Something needs to change -- and fast.
We human beings are the problem.
It is our responsibility as a species to change things. No one and nothing else is going to rescue us or solve the problem.
There are too many of us on the planet, we use too many resources, and we use many resources dangerously.
We need to have fewer kids -- and fast.
The best way to change the course of humanity is for us to grow up, become emotionally mature, use our brains -- and fast. Nothing else is going to solve the problem.
The best way for us to grow up, become mature, and engage our mental potential is to heal our unresolved childhood issues -- and fast. No other idea in the history of the world has remotely as much potential efficacy.
Healing our unresolved childhood issues would accomplish two separate things: First, it would make us far better and less abusive parents, because when we heal our traumas we don’t pass them on to our children, and second, because of this, any children we had would be far healthier stewards of the earth and better parents too, because they wouldn’t be so traumatized, and thus, by extension, destructive.
The best way for us to heal our unresolved childhood traumas is to do self-therapy -- and fast. The best way to optimize self-therapy is to focus our energies inward by avoiding engaging in projection, thus, to not have kids (the easiest projection objects), to be single, to be celibate, to limit or curtail contact with our parents, and to live healthy lifestyles. The seeming conundrum here is that those of us who are most likely to heal are the least likely to have kids. The short-term answer to this is that we who become healthy become parents by proxy to the whole species. The long-term answer is that once the species as a whole plays catch-up and heals into maturity, then many of the healthiest among us would then want to procreate.

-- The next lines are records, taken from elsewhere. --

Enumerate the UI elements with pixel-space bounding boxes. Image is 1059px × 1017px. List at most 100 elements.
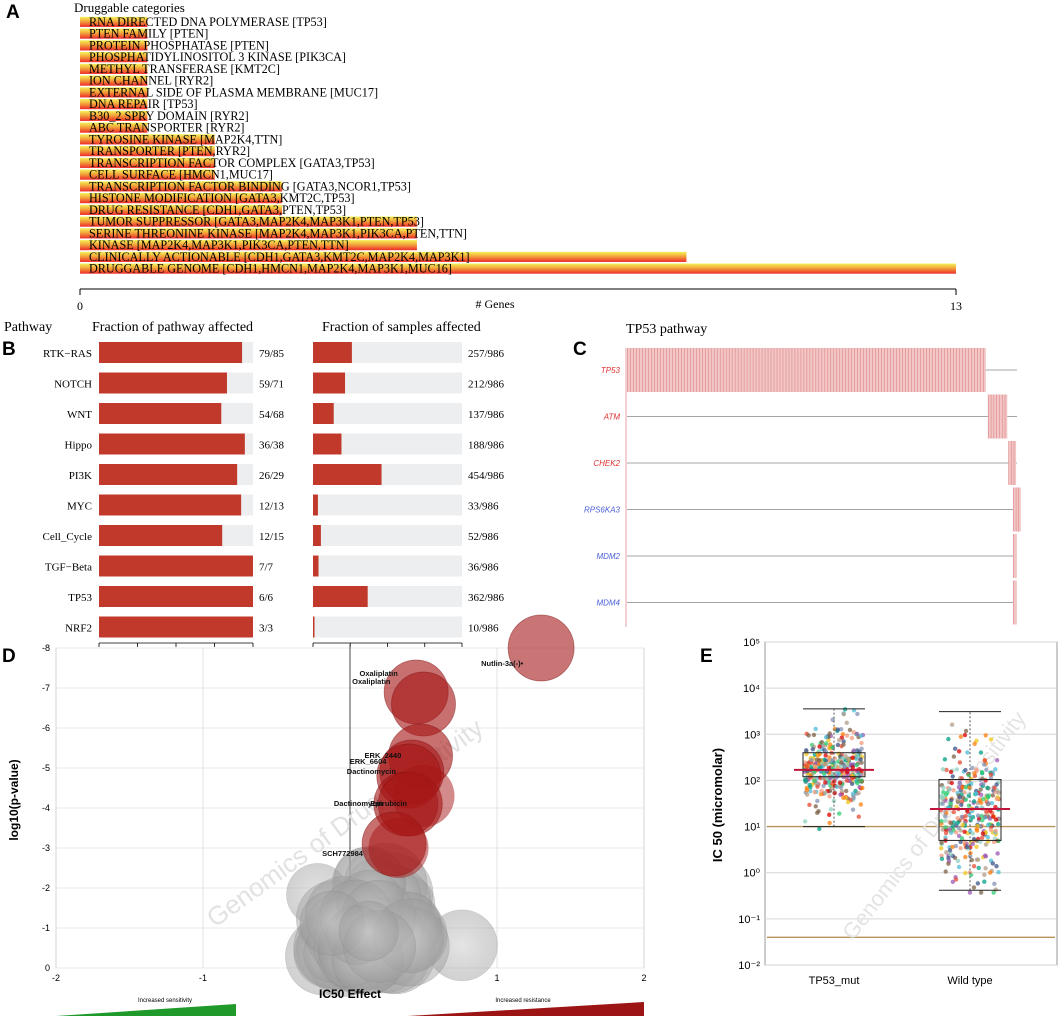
panel-d-y-tick-label: -8: [42, 643, 50, 653]
panel-e-sample-point: [971, 863, 977, 869]
panel-e-sample-point: [817, 744, 822, 749]
panel-a-bar: [80, 193, 283, 204]
panel-e-sample-point: [982, 879, 987, 884]
panel-e-sample-point: [854, 756, 859, 761]
panel-e-sample-point: [944, 767, 949, 773]
panel-b-title-left: Fraction of pathway affected: [92, 320, 253, 335]
panel-a-bar: [80, 228, 417, 239]
panel-e-sample-point: [811, 732, 817, 738]
panel-e-sample-point: [949, 722, 955, 727]
panel-b-bar-label: 454/986: [468, 470, 505, 482]
panel-e-sample-point: [940, 801, 945, 806]
panel-e-sample-point: [938, 846, 944, 851]
panel-e-sample-point: [950, 824, 955, 829]
panel-e-sample-point: [983, 866, 988, 871]
panel-e-sample-point: [823, 790, 828, 796]
panel-e-sample-point: [819, 739, 825, 745]
panel-a-bar-label: ABC TRANSPORTER [RYR2]: [89, 121, 244, 135]
panel-e-sample-point: [813, 764, 818, 769]
panel-e-sample-point: [833, 763, 838, 768]
panel-b-bar-label: 212/986: [468, 379, 505, 391]
panel-e-sample-point: [823, 741, 829, 746]
panel-b-bar: [313, 616, 315, 638]
panel-e-sample-point: [995, 851, 1000, 856]
panel-e-sample-point: [963, 728, 969, 734]
panel-a-x-tick-label-13: 13: [950, 299, 962, 313]
panel-e-sample-point: [985, 834, 990, 840]
panel-a-bar: [80, 52, 148, 63]
panel-b-bar-bg: [313, 372, 462, 394]
panel-a-bar-label: PHOSPHATIDYLINOSITOL 3 KINASE [PIK3CA]: [89, 50, 346, 64]
panel-e-sample-point: [802, 819, 808, 824]
panel-d-point-label: ERK_6604: [350, 757, 388, 766]
panel-e-sample-point: [978, 792, 984, 798]
panel-d-y-tick-label: 0: [45, 963, 50, 973]
panel-d-x-tick-label: 2: [641, 973, 646, 983]
panel-b-bar: [313, 494, 318, 516]
panel-e-sample-point: [956, 785, 962, 790]
panel-e-sample-point: [970, 831, 976, 836]
panel-d-y-label: log10(p-value): [7, 759, 21, 840]
panel-e-sample-point: [843, 788, 849, 794]
panel-e-sample-point: [827, 820, 832, 826]
panel-e-sample-point: [950, 879, 956, 884]
panel-e-sample-point: [855, 711, 860, 717]
panel-e-sample-point: [965, 779, 970, 784]
panel-e-sample-point: [950, 774, 955, 779]
panel-d-y-tick-label: -4: [42, 803, 50, 813]
panel-d-resistance-wedge: [408, 1002, 644, 1016]
panel-e-sample-point: [975, 881, 981, 886]
panel-e-sample-point: [939, 856, 945, 861]
panel-e-sample-point: [803, 748, 809, 753]
panel-a-bar: [80, 134, 215, 145]
panel-d-y-tick-label: -3: [42, 843, 50, 853]
panel-e-sample-point: [967, 890, 973, 895]
panel-e-sample-point: [838, 785, 844, 790]
panel-d-volcano-chart: -2-10120-1-2-3-4-5-6-7-8 Genomics of Dru…: [7, 614, 647, 1016]
panel-e-sample-point: [841, 795, 846, 801]
panel-b-bar: [313, 555, 319, 577]
panel-a-bar: [80, 110, 148, 121]
panel-e-sample-point: [971, 885, 977, 890]
panel-e-sample-point: [943, 869, 948, 874]
panel-b-bar-label: 54/68: [259, 409, 285, 421]
panel-e-sample-point: [970, 841, 975, 847]
panel-a-bar: [80, 122, 148, 133]
panel-e-sample-point: [967, 854, 973, 859]
panel-e-y-tick-label: 10⁻¹: [738, 914, 760, 926]
panel-e-sample-point: [949, 797, 954, 803]
panel-e-sample-point: [939, 840, 944, 845]
panel-c-altered-block: [1013, 580, 1017, 625]
panel-e-sample-point: [804, 765, 810, 770]
panel-e-sample-point: [990, 861, 995, 866]
panel-e-sample-point: [982, 853, 988, 858]
panel-e-sample-point: [996, 870, 1001, 875]
panel-e-sample-point: [854, 753, 860, 758]
panel-a-bar-label: METHYL TRANSFERASE [KMT2C]: [89, 62, 280, 76]
panel-a-bar-label: ION CHANNEL [RYR2]: [89, 74, 213, 88]
panel-d-point-label: Dactinomycin: [334, 799, 384, 808]
panel-e-sample-point: [946, 861, 951, 866]
panel-a-bar: [80, 240, 417, 251]
panel-e-sample-point: [980, 817, 985, 823]
panel-e-sample-point: [981, 796, 986, 802]
panel-e-y-label: IC 50 (micromolar): [710, 748, 725, 862]
panel-e-sample-point: [955, 858, 961, 864]
panel-e-sample-point: [950, 844, 955, 850]
panel-e-sample-point: [990, 793, 996, 798]
panel-e-sample-point: [948, 769, 954, 775]
panel-e-sample-point: [844, 770, 850, 775]
panel-e-sample-point: [990, 814, 996, 819]
panel-letter-c: C: [573, 339, 587, 360]
panel-e-sample-point: [977, 798, 983, 803]
panel-e-sample-point: [827, 758, 832, 763]
panel-e-sample-point: [854, 762, 859, 768]
panel-e-sample-point: [970, 814, 976, 820]
panel-b-pathway-label: NOTCH: [54, 379, 92, 391]
panel-e-sample-point: [835, 742, 841, 748]
panel-e-sample-point: [974, 857, 980, 862]
panel-e-sample-point: [996, 790, 1001, 795]
panel-e-sample-point: [967, 812, 972, 818]
panel-e-sample-point: [845, 799, 851, 805]
panel-b-bar-label: 10/986: [468, 623, 499, 635]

Anyone who denies we are in a major rush to change things has his or her head buried in the sand, and lacks an ability to fathom the destruction we will have wreaked on our planet and on our children's children in a few short generations' time. Conclusion here: the time to change is now. If you deny this you are part of the problem.

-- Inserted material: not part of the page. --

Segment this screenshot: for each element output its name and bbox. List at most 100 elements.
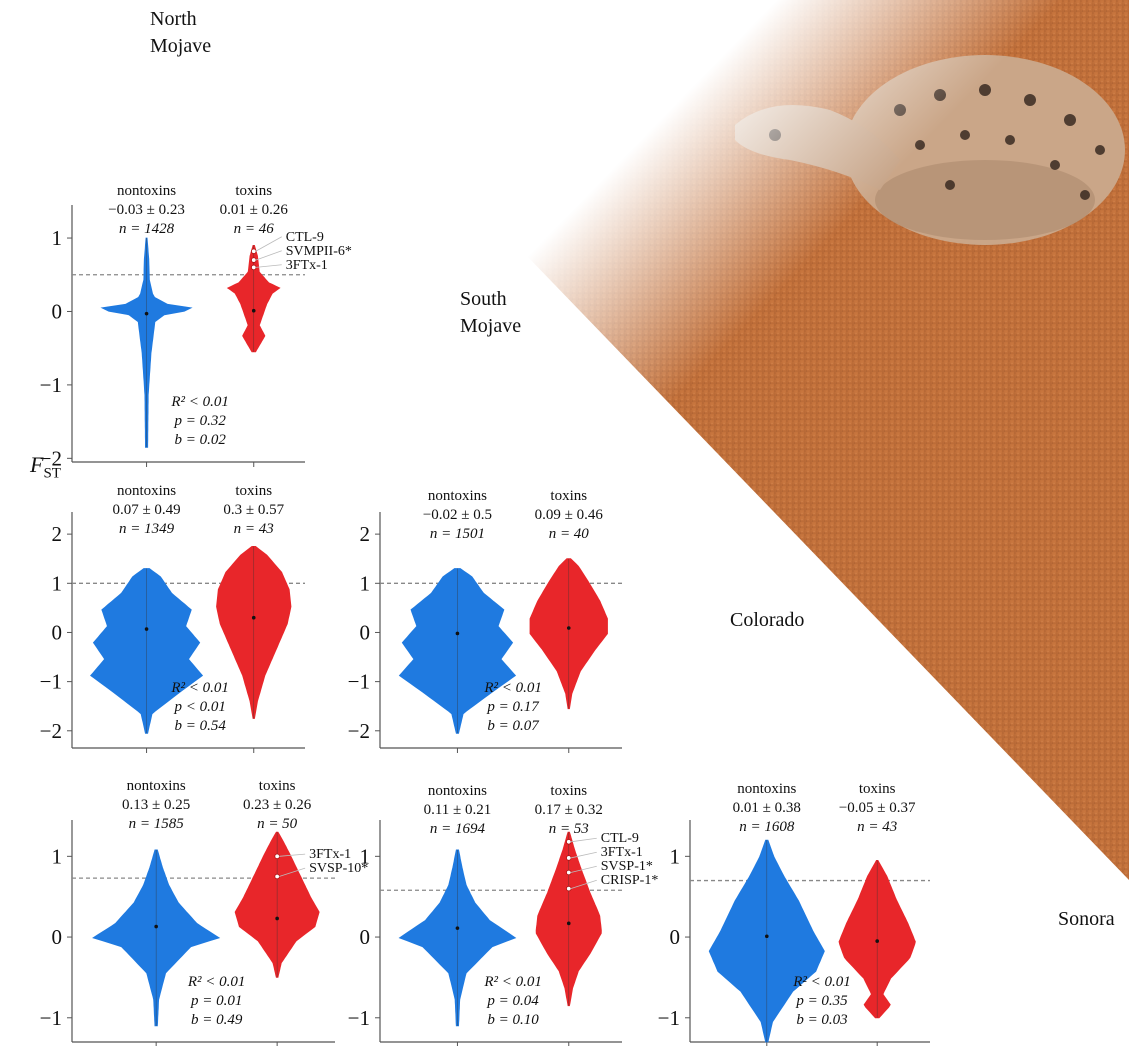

Despite the rush we are in, healing ourselves is a process that takes time. It does not happen overnight. But it need not take many decades or generations, especially if we have allies on the healing path.

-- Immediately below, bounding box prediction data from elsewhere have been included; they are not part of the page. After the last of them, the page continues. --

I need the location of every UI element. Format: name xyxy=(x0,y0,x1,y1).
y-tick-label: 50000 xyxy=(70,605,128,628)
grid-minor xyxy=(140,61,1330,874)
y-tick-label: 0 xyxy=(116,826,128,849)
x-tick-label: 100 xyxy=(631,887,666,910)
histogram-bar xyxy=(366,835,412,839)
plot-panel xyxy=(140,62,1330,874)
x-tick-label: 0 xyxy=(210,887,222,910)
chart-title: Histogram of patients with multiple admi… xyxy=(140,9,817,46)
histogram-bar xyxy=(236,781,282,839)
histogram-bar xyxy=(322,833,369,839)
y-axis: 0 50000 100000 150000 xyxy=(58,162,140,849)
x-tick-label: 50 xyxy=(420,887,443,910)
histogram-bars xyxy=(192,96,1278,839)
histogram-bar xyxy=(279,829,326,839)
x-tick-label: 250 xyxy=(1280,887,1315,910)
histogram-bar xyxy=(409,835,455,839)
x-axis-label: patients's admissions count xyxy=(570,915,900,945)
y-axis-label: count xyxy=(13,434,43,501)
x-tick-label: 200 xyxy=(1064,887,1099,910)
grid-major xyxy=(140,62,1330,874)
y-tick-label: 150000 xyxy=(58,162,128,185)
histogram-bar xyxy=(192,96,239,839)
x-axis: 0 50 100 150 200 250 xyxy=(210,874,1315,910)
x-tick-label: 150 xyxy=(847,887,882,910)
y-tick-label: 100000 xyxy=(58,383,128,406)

Attempting this plan requires major sacrifice -- personal, emotional, social, familial, economic, and relational. So be prepared for a rough road. The irony is that we presently have the option of sacrificing; in the future, if we don’t do our homework, these sacrifices will be thrust upon us in far less pleasant ways.
I support experimentation. If any of my ideas sound too extreme or farfetched, I suggest consciously testing them for yourself. I have arrived at my point of view through testing -- often doing the opposite of what I suggest above. That is how I gained perspective. And I continue to test. The only thing I strongly suggest not testing is having children. That is one test with irreversible consequences.
I have hope, because I have seen how radically people can change. I also love humanity.